Eggplant and Halloumi Flatbreads with Zucchini Yoghurt and Cucumber Salsa
This dish is absolutely packed full of fresh veg but still holds up as a mightily meaty main that will satisfy vegetarians and carnivores alike.
- 1 medium eggplant
- 3 cloves garlic, finely grated
- ½ lemon, juiced and zested
- 1 tbsp ground cumin
- 4 tbsp olive oil
- 8oz halloumi, sliced
- 2 persian cucumbers, sliced in thin half-moons
- 1 shallot, thinly sliced
- 1½ tsp red wine vinegar
- 1 tsp sumac
- ¼ tsp sugar
- 1 cup yoghurt
- ½ zucchini, coarsely grated
- 4 flatbreads
- Black pepper
Slice the eggplant into 12 equal rounds and set in a colander over the sink, sprinkling generously with salt. Leave for 30 minutes to an hour, rinse, then pat dry and transfer to a medium bowl. Toss the slices of eggplant with the garlic, lemon zest, cumin, three tablespoons of olive oil and a crack of black pepper. Set your Cinder device to 185°F and add the eggplant to the grill.
While the eggplant cooks to temperature, prepare the other fillings. In one bowl, combine the cucumbers, shallot, red wine vinegar, sumac, sugar, and remaining tablespoon of olive oil with a pinch of salt. In another, combine the yoghurt, zucchini, and lemon juice.
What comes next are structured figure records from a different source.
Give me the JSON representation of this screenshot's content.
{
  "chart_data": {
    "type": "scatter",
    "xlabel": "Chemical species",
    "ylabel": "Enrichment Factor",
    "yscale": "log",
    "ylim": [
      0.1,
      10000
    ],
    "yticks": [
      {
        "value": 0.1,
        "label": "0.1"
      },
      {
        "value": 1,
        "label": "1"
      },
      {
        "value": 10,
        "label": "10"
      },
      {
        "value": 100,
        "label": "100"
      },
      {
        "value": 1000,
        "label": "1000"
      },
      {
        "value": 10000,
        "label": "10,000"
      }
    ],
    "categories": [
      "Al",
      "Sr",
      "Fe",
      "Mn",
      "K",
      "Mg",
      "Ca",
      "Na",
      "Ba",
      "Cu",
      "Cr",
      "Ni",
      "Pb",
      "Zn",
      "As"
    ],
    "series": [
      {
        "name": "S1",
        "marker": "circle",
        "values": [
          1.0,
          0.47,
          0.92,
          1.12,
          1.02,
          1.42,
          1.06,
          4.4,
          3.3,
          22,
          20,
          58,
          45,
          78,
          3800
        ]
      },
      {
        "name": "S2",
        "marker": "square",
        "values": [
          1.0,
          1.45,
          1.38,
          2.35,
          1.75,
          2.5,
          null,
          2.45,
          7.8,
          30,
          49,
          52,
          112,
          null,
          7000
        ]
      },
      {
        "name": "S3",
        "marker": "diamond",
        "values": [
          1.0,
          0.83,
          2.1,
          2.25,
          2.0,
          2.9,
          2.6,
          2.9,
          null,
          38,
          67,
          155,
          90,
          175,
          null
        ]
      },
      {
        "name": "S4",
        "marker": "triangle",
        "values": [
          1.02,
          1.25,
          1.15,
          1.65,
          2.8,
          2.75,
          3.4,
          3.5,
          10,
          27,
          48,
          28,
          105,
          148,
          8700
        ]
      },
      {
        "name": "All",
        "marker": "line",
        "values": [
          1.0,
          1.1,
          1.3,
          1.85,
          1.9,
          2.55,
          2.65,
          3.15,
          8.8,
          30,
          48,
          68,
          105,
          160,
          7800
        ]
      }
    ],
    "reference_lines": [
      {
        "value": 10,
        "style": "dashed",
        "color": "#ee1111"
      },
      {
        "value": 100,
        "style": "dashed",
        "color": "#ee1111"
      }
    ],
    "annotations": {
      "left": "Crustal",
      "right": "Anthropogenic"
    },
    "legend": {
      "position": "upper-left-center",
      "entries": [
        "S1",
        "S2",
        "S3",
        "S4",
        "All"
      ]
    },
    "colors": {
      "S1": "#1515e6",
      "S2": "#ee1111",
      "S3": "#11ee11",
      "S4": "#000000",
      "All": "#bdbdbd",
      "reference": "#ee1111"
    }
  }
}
When the eggplant has come up to temperature wrap the flatbreads in foil and warm them in the oven at 250°F. You can also warm the flatbread in the Cinder as it heats up to Sear mode. Take them out when the grill reaches 300°F. Remove the eggplant from the grill, wipe down the plates, and set the device to sear mode. Return the slices to the hot plate, searing until browned for at least 45 seconds. Repeat the process for the halloumi slices - they only need 45 seconds.